Nonprofit organizations can and should adopt best practices borrowed from the for-profit sector when doing so helps them run a more efficient and productive organization. In fact, nonprofits should take seriously any business or operational practice that could reduce costs and further stretch the operating budget. One of those practices is that of market segmentation.

Market segmentation is the discipline of dividing one’s potential target market or audience into segments, or groups, in order to design outreach efforts that target each segment.

The result of a well-designed and executed market segmentation effort can lead to a much higher return on investment (ROI) for the organization’s marketing dollars, since campaigns targeted to reach the segments most likely to convert will, on average, generate a much higher conversion rate for every dollar spent.

Managers of nonprofit companies and organizations may wonder if their market segmentation efforts should differ in any way from the segmentation efforts of for-profit companies. Here’s how to perform market segmentation for nonprofits in 7 steps:

1. Identify your business area:

Depending on whether your organization has a local, regional, national, or global focus, your business area will vary in size, extent, and location. It’s important to start your segmentation efforts by measuring your business area realistically. You can indicate your business area in a variety of ways, including using the names of major cities or metropolitan areas, listings of zip codes, states/provinces, or even custom drawn polygon shapes around each of your physical locations.

2. Determine if there are any disqualifiers for your target market:

Next, it’s time to calculate the total market size within your trading area. Usually this is best done at the household level. Start by calculating the total number of homes, then subtract the total count from any homes that meet the obvious disqualification criteria. For example, if your organization makes green home insulation kits made for older homes, you may want to subtract all homes that were built in the last 10 years from your target market size.

3. Find out what descriptive information you can about your existing stakeholders/customers and separate it into categories:

Now is the time to build a model of all your current or recent stakeholders (i.e. customers). The best way to do this is to add relevant data to each one. You can take advantage of any number of methods to do this, including adding demographic information (such as marital status or income) or leveraging pre-existing market segmentation systems that take psychographic and other factors into account.

4. Segment your stakeholders based on these categories:

At this point, it’s important that you place your stakeholders into segments based on different combinations of the categories you created in step 3. For example, a segment might include all households with a median age of 45-50 and who have a median household income of $50,000-$75,000. You might call this Segment A. Another segment might have a median age of 45 to 50 with a median income of $75,000 to $90,000. Suppose you call this segment B, etc. (Keep in mind that if you had decided to take advantage of a pre-existing segmentation system, your stakeholders will already be conveniently segmented.)

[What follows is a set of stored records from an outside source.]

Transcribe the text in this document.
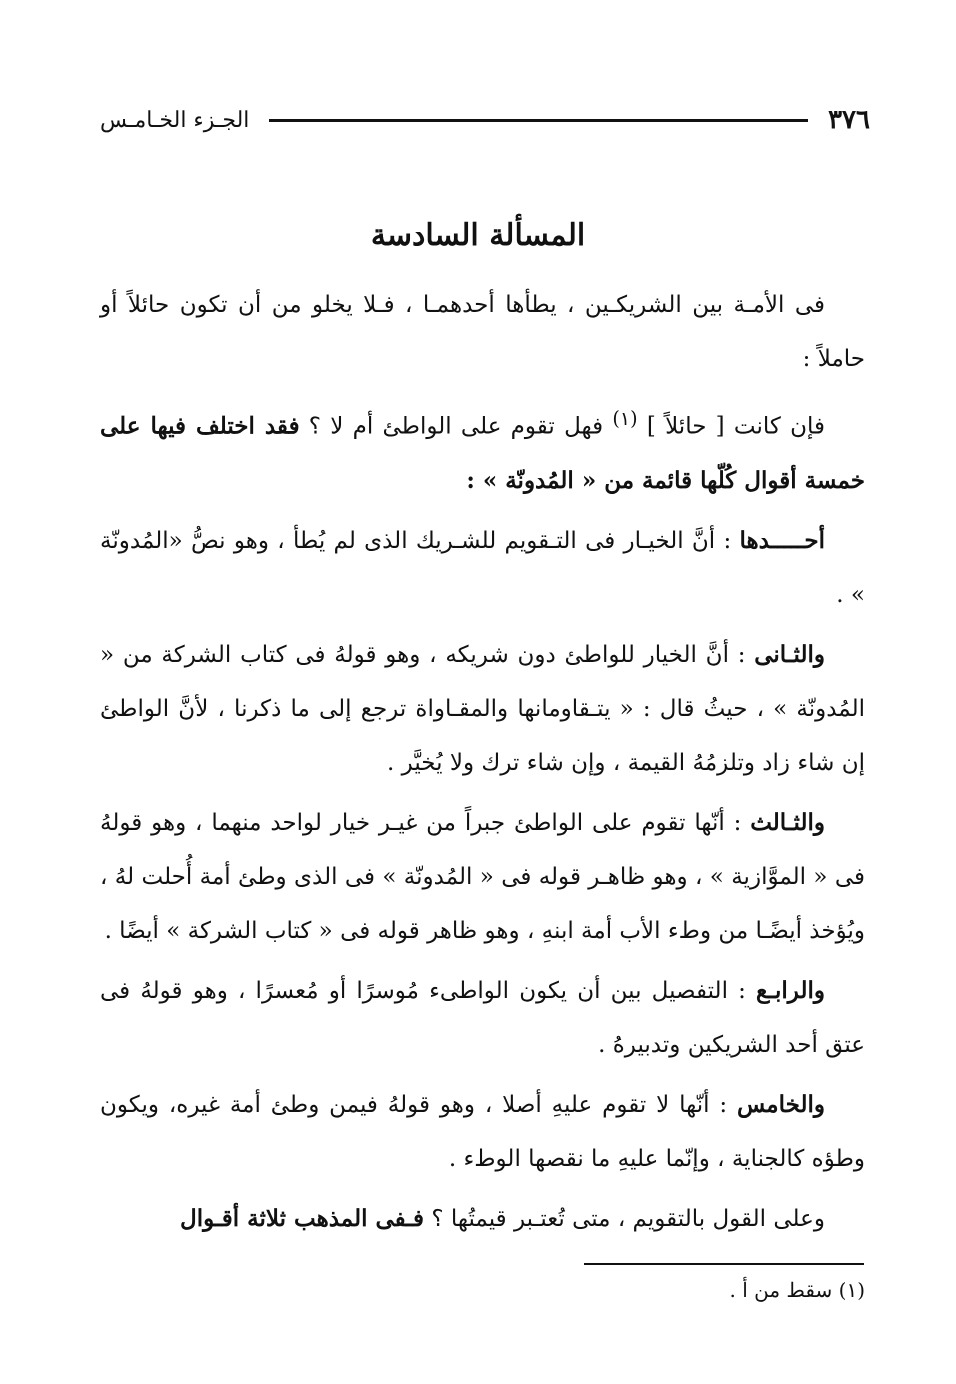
٣٧٦
الجـزء الخـامـس
المسألة السادسة

فى الأمـة بين الشريكـين ، يطأها أحدهمـا ، فـلا يخلو من أن تكون حائلاً أو حاملاً :

فإن كانت [ حائلاً ] $^{(١)}$ فهل تقوم على الواطئ أم لا ؟ فقد اختلف فيها على خمسة أقوال كُلّها قائمة من « المُدونّة » :

أحـــــدها : أنَّ الخيـار فى التـقويم للشـريك الذى لم يُطأ ، وهو نصُّ «المُدونّة » .

والثـانى : أنَّ الخيار للواطئ دون شريكه ، وهو قولهُ فى كتاب الشركة من « المُدونّة » ، حيثُ قال : « يتـقاومانها والمقـاواة ترجع إلى ما ذكرنا ، لأنَّ الواطئ إن شاء زاد وتلزمُهُ القيمة ، وإن شاء ترك ولا يُخيَّر .

والثـالث : أنّها تقوم على الواطئ جبراً من غيـر خيار لواحد منهما ، وهو قولهُ فى « الموَّازية » ، وهو ظاهـر قوله فى « المُدونّة » فى الذى وطئ أمة أُحلت لهُ ، ويُؤخذ أيضًـا من وطء الأب أمة ابنهِ ، وهو ظاهر قوله فى « كتاب الشركة » أيضًا .

والرابـع : التفصيل بين أن يكون الواطىء مُوسرًا أو مُعسرًا ، وهو قولهُ فى عتق أحد الشريكين وتدبيرهُُ .

والخامس : أنّها لا تقوم عليهِ أصلا ، وهو قولهُ فيمن وطئ أمة غيره، ويكون وطؤه كالجناية ، وإنّما عليهِ ما نقصها الوطء .

وعلى القول بالتقويم ، متى تُعتـبر قيمتُها ؟ فـفى المذهب ثلاثة أقـوال

(١) سقط من أ .
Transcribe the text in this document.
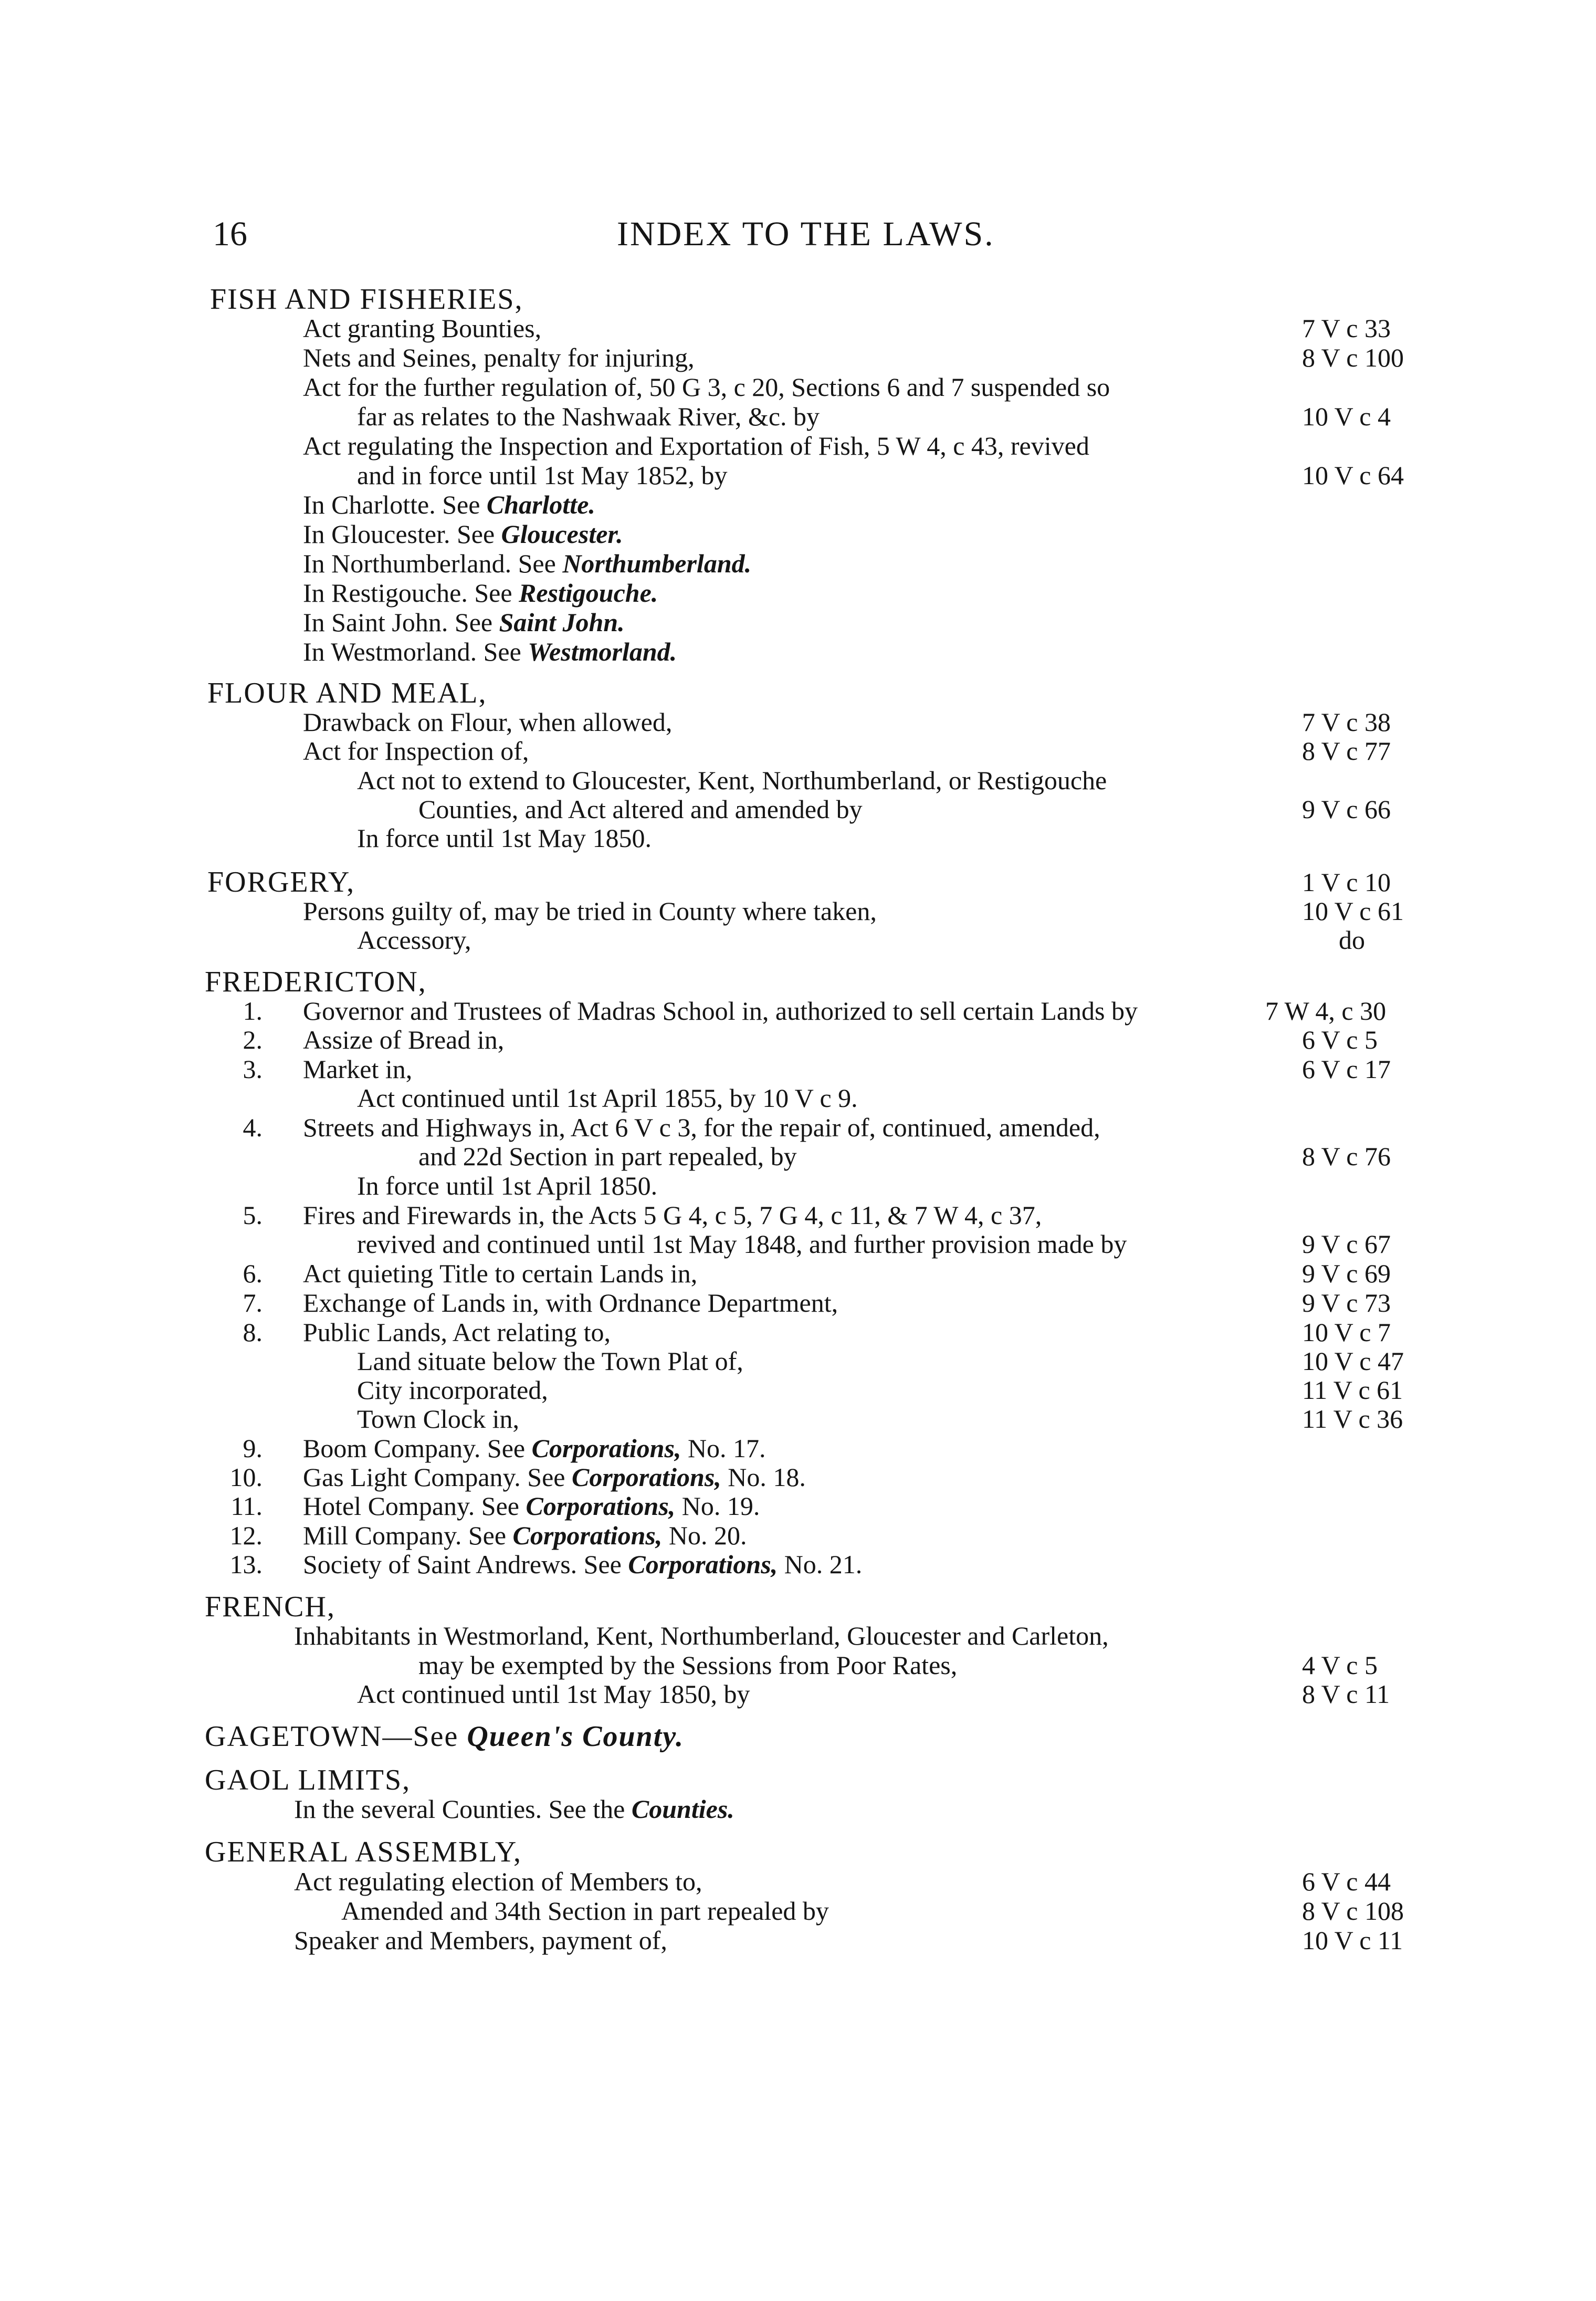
16	INDEX TO THE LAWS.
FISH AND FISHERIES,
Act granting Bounties,	7 V c 33
Nets and Seines, penalty for injuring,	8 V c 100
Act for the further regulation of, 50 G 3, c 20, Sections 6 and 7 suspended so
far as relates to the Nashwaak River, &c. by	10 V c 4
Act regulating the Inspection and Exportation of Fish, 5 W 4, c 43, revived
and in force until 1st May 1852, by	10 V c 64
In Charlotte. See Charlotte.
In Gloucester. See Gloucester.
In Northumberland. See Northumberland.
In Restigouche. See Restigouche.
In Saint John. See Saint John.
In Westmorland. See Westmorland.
FLOUR AND MEAL,
Drawback on Flour, when allowed,	7 V c 38
Act for Inspection of,	8 V c 77
Act not to extend to Gloucester, Kent, Northumberland, or Restigouche
Counties, and Act altered and amended by	9 V c 66
In force until 1st May 1850.
FORGERY,	1 V c 10
Persons guilty of, may be tried in County where taken,	10 V c 61
Accessory,	do
FREDERICTON,
1. Governor and Trustees of Madras School in, authorized to sell certain Lands by	7 W 4, c 30
2. Assize of Bread in,	6 V c 5
3. Market in,	6 V c 17
Act continued until 1st April 1855, by 10 V c 9.
4. Streets and Highways in, Act 6 V c 3, for the repair of, continued, amended,
and 22d Section in part repealed, by	8 V c 76
In force until 1st April 1850.
5. Fires and Firewards in, the Acts 5 G 4, c 5, 7 G 4, c 11, & 7 W 4, c 37,
revived and continued until 1st May 1848, and further provision made by	9 V c 67
6. Act quieting Title to certain Lands in,	9 V c 69
7. Exchange of Lands in, with Ordnance Department,	9 V c 73
8. Public Lands, Act relating to,	10 V c 7
Land situate below the Town Plat of,	10 V c 47
City incorporated,	11 V c 61
Town Clock in,	11 V c 36
9. Boom Company. See Corporations, No. 17.
10. Gas Light Company. See Corporations, No. 18.
11. Hotel Company. See Corporations, No. 19.
12. Mill Company. See Corporations, No. 20.
13. Society of Saint Andrews. See Corporations, No. 21.
FRENCH,
Inhabitants in Westmorland, Kent, Northumberland, Gloucester and Carleton,
may be exempted by the Sessions from Poor Rates,	4 V c 5
Act continued until 1st May 1850, by	8 V c 11
GAGETOWN—See Queen's County.
GAOL LIMITS,
In the several Counties. See the Counties.
GENERAL ASSEMBLY,
Act regulating election of Members to,	6 V c 44
Amended and 34th Section in part repealed by	8 V c 108
Speaker and Members, payment of,	10 V c 11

5. Determine which segments have a higher rate relative to the general population in your business area:

Now, compare the percentage of households in each of your stakeholder segments to those of all households within the business area. For example, if 15% of your stakeholders belong to segment A, but only 5% of the general population in your business area belongs to this segment, you can say that segment A has an index of 300 (15% / 5% x 100 = 300). Another way of saying this is that Segment A households are three times more likely to become your customer than any randomly chosen household within your business area. This is valuable information to have! Now is the time to apply what you have learned to your marketing and advertising campaigns.

6. Put a tagline on a campaign to target your best segments:

Isolate those segments that have high index scores relative to homes in your business area. These are his best segments. Chances are, there are thousands or millions of potential stakeholders who are in your best segments but with whom you are not currently doing business. You need to locate these homes and reach them with targeted marketing. You can buy targeted mailing lists or campaigns online, in newspapers, or on television with slogans that are designed to reach areas with high concentrations of your best segments.

7. Create messaging and branding campaigns that speak the language of your best segments:

Finally, make sure the ads and other marketing materials you create reflect the motivations, interests, and habits of your best target audiences. Tailor the positioning statements, benefit claims, visual imagery, and language you use in your campaigns to specifically “speak” to the households in your best segments.

A smartly executed market segmentation effort is sure to give your nonprofit a much higher return on its marketing spend by helping you focus your marketing dollars on those households that are 3-5 times or more likely to respond to your campaigns.